We asked our case expert, Forensic Tech/Systems Analyst Dr. Sean McLinden, to explain the recent wave of data breach attacks involving credit and debit / payment cards, similar to matters we’ve worked on for clients together. Dr. McLinden here explains how “bad guys” get away with it, and what you can do to avoid falling victim to their unlawful – and hard to detect – schemes.
Point of Sale (POS) malware is becoming increasingly common, for a variety of reasons. First, whereas older POS systems were highly proprietary, more modern systems use commodity components which often use public specifications for interoperability with systems from other vendors. Where there exists the opportunity to explore the code, there lies a greater opportunity to exploit it. This is especially true of components which use complex operating systems such as Windows and Linux, where there may be multiple lines of attack on your system(s).
There are two technologies the Payment Card Industry (“PCI”) use to protect data:
- Encryption handles arbitrary types and sizes of data, but because it is based upon published algorithms, it can be exploited by those who know the algorithms and the encryption keys.
- Tokenization, on the other hand, is often used to obfuscate structured, fixed length data (e.g. SSNs). An arbitrary ‘token’ is created to take the place of the real data, with the ‘mapping’ between the token and the real data stored at a secured server. Because the token is arbitrary, there is no way to determine the actual data that it represents. Encrypted data may be vulnerable anywhere it is communicated whereas tokenized data is vulnerable only before the token is obtained. In modern electronic commerce, this is usually the point of sale where the merchant ‘swipes’ the magnetic stripe or scans the card’s chip.

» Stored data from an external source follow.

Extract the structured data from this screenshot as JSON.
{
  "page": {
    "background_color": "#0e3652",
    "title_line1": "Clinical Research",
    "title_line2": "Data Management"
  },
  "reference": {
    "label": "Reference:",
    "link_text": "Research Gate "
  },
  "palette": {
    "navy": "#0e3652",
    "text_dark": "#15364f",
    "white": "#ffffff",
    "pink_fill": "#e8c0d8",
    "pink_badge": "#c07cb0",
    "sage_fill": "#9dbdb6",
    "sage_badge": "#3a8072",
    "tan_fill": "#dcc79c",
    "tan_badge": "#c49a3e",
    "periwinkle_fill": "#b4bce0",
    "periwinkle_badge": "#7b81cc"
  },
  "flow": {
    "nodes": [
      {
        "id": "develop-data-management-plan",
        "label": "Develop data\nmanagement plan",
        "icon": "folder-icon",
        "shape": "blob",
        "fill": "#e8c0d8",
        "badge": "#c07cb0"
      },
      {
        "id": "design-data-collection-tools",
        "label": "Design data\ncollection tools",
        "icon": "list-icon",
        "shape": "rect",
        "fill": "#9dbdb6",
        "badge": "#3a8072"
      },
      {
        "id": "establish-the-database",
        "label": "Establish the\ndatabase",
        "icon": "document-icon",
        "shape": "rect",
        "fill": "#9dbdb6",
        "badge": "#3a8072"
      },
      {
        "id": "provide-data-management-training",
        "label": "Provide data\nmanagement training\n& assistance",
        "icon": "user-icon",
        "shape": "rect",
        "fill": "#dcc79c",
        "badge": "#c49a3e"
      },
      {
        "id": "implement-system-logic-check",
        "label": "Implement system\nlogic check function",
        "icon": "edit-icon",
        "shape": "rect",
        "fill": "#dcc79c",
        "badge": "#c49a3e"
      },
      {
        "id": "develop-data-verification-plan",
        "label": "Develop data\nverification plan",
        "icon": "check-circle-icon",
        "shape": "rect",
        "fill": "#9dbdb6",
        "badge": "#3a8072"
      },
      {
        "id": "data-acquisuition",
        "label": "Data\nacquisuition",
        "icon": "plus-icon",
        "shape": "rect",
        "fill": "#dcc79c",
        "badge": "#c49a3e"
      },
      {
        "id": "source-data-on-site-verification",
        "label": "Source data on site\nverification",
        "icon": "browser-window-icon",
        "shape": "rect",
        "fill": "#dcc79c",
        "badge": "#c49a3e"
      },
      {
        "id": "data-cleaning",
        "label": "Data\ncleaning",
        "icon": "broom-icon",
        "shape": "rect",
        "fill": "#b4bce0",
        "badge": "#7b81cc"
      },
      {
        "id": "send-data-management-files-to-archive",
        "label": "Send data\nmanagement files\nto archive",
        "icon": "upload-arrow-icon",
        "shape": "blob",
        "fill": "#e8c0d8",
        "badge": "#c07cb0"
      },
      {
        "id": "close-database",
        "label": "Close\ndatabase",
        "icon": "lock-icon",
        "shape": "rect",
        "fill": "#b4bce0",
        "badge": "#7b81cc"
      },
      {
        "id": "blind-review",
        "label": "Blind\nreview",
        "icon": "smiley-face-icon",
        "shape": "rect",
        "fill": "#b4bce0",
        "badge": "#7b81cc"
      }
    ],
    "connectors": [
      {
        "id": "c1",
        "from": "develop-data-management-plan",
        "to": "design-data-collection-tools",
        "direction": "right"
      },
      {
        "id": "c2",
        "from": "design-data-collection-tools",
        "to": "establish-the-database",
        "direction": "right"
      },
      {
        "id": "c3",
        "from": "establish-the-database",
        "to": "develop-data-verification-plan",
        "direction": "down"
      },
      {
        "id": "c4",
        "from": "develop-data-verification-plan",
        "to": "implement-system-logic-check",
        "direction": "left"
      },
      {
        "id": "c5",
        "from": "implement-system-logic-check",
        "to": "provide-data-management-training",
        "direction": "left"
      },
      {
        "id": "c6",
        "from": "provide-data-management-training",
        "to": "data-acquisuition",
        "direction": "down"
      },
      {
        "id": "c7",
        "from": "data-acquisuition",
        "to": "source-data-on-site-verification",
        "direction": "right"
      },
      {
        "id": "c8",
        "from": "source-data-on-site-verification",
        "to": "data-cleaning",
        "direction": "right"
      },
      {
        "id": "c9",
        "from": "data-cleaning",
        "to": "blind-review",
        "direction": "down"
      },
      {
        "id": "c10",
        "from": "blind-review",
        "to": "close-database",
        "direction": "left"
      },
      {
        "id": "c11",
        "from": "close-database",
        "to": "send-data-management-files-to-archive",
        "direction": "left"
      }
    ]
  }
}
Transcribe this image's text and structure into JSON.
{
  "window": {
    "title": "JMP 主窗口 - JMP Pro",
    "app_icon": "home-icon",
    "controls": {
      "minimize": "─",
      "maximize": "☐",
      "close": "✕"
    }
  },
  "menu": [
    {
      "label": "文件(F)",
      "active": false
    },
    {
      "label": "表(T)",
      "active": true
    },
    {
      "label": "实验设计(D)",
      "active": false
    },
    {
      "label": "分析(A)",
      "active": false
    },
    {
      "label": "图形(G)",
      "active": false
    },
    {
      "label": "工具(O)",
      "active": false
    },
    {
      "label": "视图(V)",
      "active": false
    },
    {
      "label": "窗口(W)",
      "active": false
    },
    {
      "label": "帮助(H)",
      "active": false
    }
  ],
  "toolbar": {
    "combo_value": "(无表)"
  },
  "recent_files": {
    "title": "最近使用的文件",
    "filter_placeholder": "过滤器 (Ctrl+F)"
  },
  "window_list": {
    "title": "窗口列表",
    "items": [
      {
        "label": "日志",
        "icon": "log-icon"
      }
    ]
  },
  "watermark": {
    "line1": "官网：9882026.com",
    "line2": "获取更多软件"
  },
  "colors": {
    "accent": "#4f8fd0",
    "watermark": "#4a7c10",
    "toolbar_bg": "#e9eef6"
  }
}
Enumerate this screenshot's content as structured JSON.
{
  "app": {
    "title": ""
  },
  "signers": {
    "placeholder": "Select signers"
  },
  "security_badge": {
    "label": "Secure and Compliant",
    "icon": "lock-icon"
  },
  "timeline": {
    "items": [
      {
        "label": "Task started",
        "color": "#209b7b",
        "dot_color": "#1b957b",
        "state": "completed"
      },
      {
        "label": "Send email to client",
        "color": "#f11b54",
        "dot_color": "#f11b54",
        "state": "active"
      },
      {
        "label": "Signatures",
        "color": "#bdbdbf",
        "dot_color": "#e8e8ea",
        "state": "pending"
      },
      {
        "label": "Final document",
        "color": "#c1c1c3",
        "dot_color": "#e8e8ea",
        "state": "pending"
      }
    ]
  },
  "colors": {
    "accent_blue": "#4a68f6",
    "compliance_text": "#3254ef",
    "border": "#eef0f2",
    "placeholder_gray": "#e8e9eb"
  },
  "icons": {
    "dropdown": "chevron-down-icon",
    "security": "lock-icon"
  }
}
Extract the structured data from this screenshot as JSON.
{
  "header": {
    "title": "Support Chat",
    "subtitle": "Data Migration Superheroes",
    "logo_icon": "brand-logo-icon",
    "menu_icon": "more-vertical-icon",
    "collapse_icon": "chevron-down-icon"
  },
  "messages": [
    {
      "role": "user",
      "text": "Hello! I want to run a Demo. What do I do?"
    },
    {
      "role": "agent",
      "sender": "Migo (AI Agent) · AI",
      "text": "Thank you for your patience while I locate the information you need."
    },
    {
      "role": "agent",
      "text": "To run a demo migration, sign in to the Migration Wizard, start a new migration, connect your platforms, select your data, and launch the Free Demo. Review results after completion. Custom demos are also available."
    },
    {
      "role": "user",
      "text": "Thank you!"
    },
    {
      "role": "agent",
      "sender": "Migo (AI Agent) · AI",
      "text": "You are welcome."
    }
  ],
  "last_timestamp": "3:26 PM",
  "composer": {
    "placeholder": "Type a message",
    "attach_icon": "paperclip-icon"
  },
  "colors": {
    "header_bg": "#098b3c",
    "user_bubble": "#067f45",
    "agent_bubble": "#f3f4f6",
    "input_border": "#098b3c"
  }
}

Until the token has been created and substituted, the raw data may exist in computer memory (RAM). Capturing the information can be as simple as taking a snapshot of the RAM and scanning it for unencrypted strings that match the pattern of magnetic stripe Track data. Unfortunately, the tools with which to do this are widely available and not, typically, identified by antivirus scanner software, as they are often used for legitimate purposes such as software debugging. Even the way in which these tools are packaged may not identify them as malicious until suspicion arises as a result of the detection of compromised accounts.
Because the tools used in many POS attacks are not identified as malicious, data breaches can be undetected for months — allowing for the collection of large volumes of data.
Because the tools used in many POS attacks are not identified as malicious, data breaches can be undetected for months — allowing for the collection of large volumes of data. In a client’s matter recently, customer data was compromised for more than six months before the vendor became aware that it had been compromised. That discovery came only after a process of elimination excluded all other vendors who had serviced the same customers.
While computer viruses are often identified by network activity (e.g. communication with Command and Control Centers), POS malware often creates temporary files of compromised credentials, using backdoors for intruders to retrieve these files at will. These backdoors may consist of accounts created by the POS installers for installation, configuration or support which were never deactivated after system installation, or where default passwords programmed by the system’s manufacturer or installer(s) were never changed. As a result, the vulnerability may be hiding in plain sight. The fact that vulnerable systems may be located in protected physical locations makes it more likely that legitimate remote administration tools may be installed which can be exploited if not properly secured. Worst of all, if the access is infrequent and by “known” users, this network activity may not be identified as suspicious.
In another merchant’s case from 2012, an account created for debugging was never deactivated. Even though the POS vendor informed its customers of the vulnerability, it did so only by mail. Some customers never read the technical services bulletin or implemented the recommendations, and the POS vendor never followed through to be sure that its recommendations had been followed. (There is another lesson to learn here: be certain to have regular maintenance performed by trained professionals who keep current with system changes on all of your businesses’ systems.)
POS malware represents a unique adaptation of tools and techniques to address the specific behaviors and potential vulnerabilities of the PCI processing chain. Because of the nature of tools used in the construction of a POS compromise, traditional antivirus products may be inadequate to address the needs of many common PCI environments. The same can be said for cybersecurity professionals who do not have extensive experience in the PCI/POS domain. Proper PCI audits can help to prevent attacks from known actors but, as the saying goes, you don’t know what you don’t know. Hiring professionals with proven track records in dealing with PCI/POS systems is essential to preventing adverse outcomes.